Мать вообще связывала с Евой большие надежды — дочь категорически и бесповоротно должна была стать счастливой, успешной, любимой, и все это — в двойной степени, и за себя, и за нее, так и не сделавшей карьеры, и не знавшей счастья в нелепом, наскоро развалившемся союзе с Евиным отцом. Мать часто твердила Еве о ее особом предназначении «быть счастливой» и, готовя дочь к будущим победам, выбивалась из сил на двух работах, чтобы оплачивать дочкины наряды принцессы, уроки английского с репетитором, сольфеджио и бальные танцы. Благодаря материнским стараниям Ева к семнадцати годам имела все задатки для блестящего будущего, включая неординарные внешние данные, однако то ли счастья на всех не хватает, то ли Евина судьба выкинула финт, а только получилось так, что Ева разочаровала мать, не оправдав ее надежд на дочкино тотальное счастье.

Скажем, нынешнюю работу дочери мать бы, конечно, не одобрила — вместо того, чтобы стать специалистом по искусству эпохи Возрождения, как Ева собиралась в юности, она стала администратором в ресторане; да и с личной жизнью у Евы «незачет» — особенной любви, такой, чтобы оправдать ею всю жизнь, у Евы не случилось.

А почему, отчего не сложилось, не сбылось, кто его знает?! Уже когда в графе «счастье» у Евы стоял прочерк, мать, глядя на дочь, вздыхала: «Верно говорят — не родись красивой, а родись счастливой».

Ева, даром что родилась красивой (мать уверяла, что дочка — вылитая Брижит Бардо в ее лучшие, сочные годы), свою красоту конвертировать в счастье не сумела. В итоге Евина мать, погоревав, пришла к выводу, что, видимо, у них в роду по женской линии это генетическое: «Вот и твоя бабка была разведенкой, и прабабка, овдовев молодой, растила детей одна».

Недавно, в свои тридцать семь лет, Ева услышала фразу: «Надо было прожить жизнь, чтобы понять, что она тебе не принадлежит», которая многое проясняла в ее женской судьбе. Действительно, так, чтобы пожить «для себя», у нее — либо пока, либо уже — не получалось. Все время что-то мешало — разные жизненные обстоятельства, как говорится, непреодолимые. И в этом смысле и у Евы, и у ее матери, и у Евиной бабки эта особенность была общей, тем самым «генетическим» свойством, о котором говорила мать.

...Чай не помог — от усталости клонило в сон. Повезло же ей работать в этом гиблом месте: смены выпадают преимущественно ночные, вот она и торчит тут за полночь. Кстати, устроиться сюда на работу оказалось непросто.

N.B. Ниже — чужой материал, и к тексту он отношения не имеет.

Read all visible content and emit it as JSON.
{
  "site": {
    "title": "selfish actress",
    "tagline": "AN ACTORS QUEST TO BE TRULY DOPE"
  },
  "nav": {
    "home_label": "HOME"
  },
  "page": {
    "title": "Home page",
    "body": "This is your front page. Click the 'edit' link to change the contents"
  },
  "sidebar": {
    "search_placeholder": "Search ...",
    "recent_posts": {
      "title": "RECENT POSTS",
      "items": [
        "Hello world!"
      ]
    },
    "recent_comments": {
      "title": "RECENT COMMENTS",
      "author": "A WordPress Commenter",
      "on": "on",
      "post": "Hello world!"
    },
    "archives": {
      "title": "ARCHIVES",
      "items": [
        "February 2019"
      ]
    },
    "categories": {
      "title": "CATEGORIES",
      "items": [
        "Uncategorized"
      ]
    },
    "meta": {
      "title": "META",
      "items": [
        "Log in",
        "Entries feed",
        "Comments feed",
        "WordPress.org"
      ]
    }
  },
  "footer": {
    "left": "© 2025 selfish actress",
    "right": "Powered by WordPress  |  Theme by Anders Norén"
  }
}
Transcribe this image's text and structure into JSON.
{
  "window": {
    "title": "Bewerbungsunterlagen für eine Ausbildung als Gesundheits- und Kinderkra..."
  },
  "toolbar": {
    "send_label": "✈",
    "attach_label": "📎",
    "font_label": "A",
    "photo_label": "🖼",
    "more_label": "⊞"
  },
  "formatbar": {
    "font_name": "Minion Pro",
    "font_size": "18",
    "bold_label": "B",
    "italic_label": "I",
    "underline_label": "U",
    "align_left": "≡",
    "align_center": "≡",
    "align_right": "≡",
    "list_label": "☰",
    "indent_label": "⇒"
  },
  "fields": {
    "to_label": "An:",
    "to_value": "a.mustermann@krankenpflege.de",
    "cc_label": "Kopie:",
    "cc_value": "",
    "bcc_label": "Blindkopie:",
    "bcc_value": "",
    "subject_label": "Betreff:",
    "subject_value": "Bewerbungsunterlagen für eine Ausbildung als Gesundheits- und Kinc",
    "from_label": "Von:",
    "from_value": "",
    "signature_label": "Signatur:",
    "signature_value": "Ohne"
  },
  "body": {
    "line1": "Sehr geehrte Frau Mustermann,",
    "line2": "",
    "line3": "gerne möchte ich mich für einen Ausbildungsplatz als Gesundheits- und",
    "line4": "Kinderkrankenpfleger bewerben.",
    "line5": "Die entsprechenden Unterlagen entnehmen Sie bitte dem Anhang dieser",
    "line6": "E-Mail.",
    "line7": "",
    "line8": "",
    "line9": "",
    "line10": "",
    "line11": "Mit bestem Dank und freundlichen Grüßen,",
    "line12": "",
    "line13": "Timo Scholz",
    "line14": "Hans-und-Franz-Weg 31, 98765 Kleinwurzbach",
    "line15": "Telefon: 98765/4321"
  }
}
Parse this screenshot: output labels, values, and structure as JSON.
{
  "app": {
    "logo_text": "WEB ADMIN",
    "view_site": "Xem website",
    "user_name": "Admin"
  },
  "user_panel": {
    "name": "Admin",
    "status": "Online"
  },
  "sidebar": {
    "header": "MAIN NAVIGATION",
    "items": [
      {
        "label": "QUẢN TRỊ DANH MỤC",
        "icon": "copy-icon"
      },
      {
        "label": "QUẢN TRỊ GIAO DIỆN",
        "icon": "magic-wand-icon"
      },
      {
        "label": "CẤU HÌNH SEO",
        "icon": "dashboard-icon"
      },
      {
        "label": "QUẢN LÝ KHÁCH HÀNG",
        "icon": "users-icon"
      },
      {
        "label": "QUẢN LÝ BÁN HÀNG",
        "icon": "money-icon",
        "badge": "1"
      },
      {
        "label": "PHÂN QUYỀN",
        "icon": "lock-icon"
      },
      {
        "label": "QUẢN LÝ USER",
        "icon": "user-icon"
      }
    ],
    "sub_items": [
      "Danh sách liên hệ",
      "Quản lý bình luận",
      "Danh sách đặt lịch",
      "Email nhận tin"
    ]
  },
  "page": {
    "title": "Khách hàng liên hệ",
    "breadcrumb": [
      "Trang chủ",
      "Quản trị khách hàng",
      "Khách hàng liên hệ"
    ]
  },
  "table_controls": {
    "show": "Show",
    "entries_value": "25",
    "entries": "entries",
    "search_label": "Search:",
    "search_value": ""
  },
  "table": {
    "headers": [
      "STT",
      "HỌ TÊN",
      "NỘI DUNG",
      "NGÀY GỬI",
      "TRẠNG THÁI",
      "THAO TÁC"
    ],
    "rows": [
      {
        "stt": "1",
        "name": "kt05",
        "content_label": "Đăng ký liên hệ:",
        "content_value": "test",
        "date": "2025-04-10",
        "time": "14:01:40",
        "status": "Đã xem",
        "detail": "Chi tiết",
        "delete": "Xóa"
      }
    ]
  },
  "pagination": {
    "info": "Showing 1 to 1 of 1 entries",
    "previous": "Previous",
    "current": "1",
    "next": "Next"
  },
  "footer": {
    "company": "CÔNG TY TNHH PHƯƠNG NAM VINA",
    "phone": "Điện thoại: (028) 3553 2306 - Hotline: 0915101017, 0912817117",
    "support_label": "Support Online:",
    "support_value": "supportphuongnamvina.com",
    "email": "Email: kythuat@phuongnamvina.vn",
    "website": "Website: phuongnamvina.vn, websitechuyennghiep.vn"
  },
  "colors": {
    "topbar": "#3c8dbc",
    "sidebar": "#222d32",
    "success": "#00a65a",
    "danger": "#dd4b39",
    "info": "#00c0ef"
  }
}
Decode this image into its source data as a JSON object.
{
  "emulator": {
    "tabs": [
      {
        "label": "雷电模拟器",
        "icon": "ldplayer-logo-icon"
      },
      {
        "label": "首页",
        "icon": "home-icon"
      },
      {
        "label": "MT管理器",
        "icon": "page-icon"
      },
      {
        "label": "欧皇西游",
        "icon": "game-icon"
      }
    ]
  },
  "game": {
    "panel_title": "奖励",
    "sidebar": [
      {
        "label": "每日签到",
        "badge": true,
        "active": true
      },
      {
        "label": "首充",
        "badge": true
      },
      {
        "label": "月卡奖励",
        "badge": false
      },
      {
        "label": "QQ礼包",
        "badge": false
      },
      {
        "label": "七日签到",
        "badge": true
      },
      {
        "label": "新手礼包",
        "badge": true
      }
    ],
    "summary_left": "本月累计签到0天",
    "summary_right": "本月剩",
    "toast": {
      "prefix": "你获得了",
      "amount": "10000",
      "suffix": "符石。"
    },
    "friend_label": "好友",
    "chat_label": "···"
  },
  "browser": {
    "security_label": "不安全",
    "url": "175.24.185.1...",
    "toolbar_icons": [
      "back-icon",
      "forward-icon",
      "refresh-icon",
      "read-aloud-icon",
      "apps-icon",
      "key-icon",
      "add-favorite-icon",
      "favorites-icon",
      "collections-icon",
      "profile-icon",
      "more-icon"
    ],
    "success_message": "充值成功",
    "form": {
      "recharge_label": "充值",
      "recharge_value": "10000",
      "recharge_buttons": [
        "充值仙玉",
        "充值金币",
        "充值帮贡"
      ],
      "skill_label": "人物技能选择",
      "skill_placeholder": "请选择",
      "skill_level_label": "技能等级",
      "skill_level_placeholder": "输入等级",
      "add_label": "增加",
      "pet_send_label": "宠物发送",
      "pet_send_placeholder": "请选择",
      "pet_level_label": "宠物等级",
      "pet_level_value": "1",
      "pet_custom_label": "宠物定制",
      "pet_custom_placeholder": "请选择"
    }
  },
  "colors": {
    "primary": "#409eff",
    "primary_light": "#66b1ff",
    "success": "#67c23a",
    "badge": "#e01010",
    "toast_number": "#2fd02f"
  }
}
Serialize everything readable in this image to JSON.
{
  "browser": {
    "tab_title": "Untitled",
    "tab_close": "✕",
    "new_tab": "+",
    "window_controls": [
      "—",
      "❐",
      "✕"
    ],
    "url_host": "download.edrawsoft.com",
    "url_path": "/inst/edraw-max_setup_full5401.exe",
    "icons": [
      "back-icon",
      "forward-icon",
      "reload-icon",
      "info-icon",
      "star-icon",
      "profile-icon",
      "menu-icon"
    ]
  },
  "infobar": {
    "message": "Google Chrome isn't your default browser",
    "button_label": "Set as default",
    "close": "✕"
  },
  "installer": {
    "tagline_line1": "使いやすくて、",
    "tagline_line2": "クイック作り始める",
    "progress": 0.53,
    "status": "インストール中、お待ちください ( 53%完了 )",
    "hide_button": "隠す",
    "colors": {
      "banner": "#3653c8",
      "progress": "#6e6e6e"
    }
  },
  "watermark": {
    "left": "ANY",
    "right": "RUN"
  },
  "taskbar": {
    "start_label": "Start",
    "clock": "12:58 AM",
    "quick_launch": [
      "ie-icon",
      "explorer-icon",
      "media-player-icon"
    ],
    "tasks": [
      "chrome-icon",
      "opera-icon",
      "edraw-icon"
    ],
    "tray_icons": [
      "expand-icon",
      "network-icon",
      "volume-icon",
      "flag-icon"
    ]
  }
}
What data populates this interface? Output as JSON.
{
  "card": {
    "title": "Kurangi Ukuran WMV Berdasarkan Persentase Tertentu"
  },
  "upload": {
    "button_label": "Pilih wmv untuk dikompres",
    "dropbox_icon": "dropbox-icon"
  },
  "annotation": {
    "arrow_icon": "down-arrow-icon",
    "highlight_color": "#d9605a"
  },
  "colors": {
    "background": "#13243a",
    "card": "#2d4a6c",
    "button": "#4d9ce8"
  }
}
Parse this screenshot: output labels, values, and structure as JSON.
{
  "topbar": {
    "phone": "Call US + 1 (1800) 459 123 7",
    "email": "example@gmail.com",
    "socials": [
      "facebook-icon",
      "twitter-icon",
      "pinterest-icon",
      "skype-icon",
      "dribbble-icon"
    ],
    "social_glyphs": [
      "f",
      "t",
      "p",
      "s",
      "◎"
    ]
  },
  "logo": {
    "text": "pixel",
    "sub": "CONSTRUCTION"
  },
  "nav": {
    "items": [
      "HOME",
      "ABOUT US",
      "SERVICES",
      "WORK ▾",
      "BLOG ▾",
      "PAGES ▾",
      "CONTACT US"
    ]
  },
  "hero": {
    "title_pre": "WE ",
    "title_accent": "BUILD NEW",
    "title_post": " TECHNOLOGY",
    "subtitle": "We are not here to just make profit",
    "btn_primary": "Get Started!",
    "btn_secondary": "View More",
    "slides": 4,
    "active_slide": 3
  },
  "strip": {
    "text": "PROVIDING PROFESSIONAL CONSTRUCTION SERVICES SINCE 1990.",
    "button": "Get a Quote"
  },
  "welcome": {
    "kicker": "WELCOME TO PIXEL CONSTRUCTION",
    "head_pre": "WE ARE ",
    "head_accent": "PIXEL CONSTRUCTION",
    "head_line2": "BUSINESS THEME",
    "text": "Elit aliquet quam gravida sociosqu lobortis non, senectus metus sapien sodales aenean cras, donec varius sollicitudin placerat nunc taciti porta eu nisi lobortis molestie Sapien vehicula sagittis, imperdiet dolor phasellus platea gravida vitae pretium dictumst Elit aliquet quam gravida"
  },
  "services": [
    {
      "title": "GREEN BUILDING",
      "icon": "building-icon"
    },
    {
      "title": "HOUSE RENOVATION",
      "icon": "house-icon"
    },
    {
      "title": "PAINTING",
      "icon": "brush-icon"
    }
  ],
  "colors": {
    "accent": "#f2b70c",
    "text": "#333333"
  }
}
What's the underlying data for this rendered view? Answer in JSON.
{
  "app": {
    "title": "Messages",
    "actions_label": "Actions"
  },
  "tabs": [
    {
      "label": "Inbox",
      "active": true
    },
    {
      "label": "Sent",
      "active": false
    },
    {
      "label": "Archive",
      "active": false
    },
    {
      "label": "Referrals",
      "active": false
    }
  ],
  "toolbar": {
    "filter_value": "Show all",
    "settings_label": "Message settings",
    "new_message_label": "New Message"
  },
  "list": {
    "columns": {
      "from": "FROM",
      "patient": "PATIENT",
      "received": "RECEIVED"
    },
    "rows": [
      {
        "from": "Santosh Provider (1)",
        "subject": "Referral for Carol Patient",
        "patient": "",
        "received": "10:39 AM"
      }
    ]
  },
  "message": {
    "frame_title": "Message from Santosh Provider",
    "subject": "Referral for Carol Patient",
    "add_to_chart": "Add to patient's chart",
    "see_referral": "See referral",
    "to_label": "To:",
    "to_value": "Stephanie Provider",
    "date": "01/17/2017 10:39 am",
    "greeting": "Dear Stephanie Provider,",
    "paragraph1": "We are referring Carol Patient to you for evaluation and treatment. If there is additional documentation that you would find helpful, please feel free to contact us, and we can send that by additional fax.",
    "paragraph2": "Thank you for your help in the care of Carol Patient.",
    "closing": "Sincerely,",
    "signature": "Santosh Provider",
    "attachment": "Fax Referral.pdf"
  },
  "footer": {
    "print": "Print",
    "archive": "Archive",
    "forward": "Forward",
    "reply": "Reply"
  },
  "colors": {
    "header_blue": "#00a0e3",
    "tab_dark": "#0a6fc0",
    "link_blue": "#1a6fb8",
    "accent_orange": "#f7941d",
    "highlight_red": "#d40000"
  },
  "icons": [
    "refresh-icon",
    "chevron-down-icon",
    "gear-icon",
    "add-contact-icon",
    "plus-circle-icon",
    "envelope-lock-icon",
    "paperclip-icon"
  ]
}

У Евы тогда ситуация сложилась не из легких — ее сократили из музея, где она работала искусствоведом, на горизонте маячил развод, и надо было как-то выживать и растить сына. И вот тогда, воспользовавшись советом и рекомендацией подруги Ляли (неугомонная Точкина, кажется, была знакома со всей Москвой), Ева пришла в этот ресторан «на кастинг». Собеседование проводила сама владелица ресторана — пожилая армянка Мариам. При этом персонал Мариам себе отбирала, как рабов на плантацию.

 — Красивая какая, — неодобрительно заметила Мариам, оглядев Еву при первой встрече. — Небось, полная дура?!

Ева флегматично пожала плечами: вопрос, надо понимать, был риторический.

Мариам взглянула в резюме Евы:

— Такой взрослый сын! Во сколько ты его родила?

 — В восемнадцать.

 — Ладно, давай так: месяц — испытательный срок, — усмехнулась Мариам, — а там посмотрим, на что ты годишься.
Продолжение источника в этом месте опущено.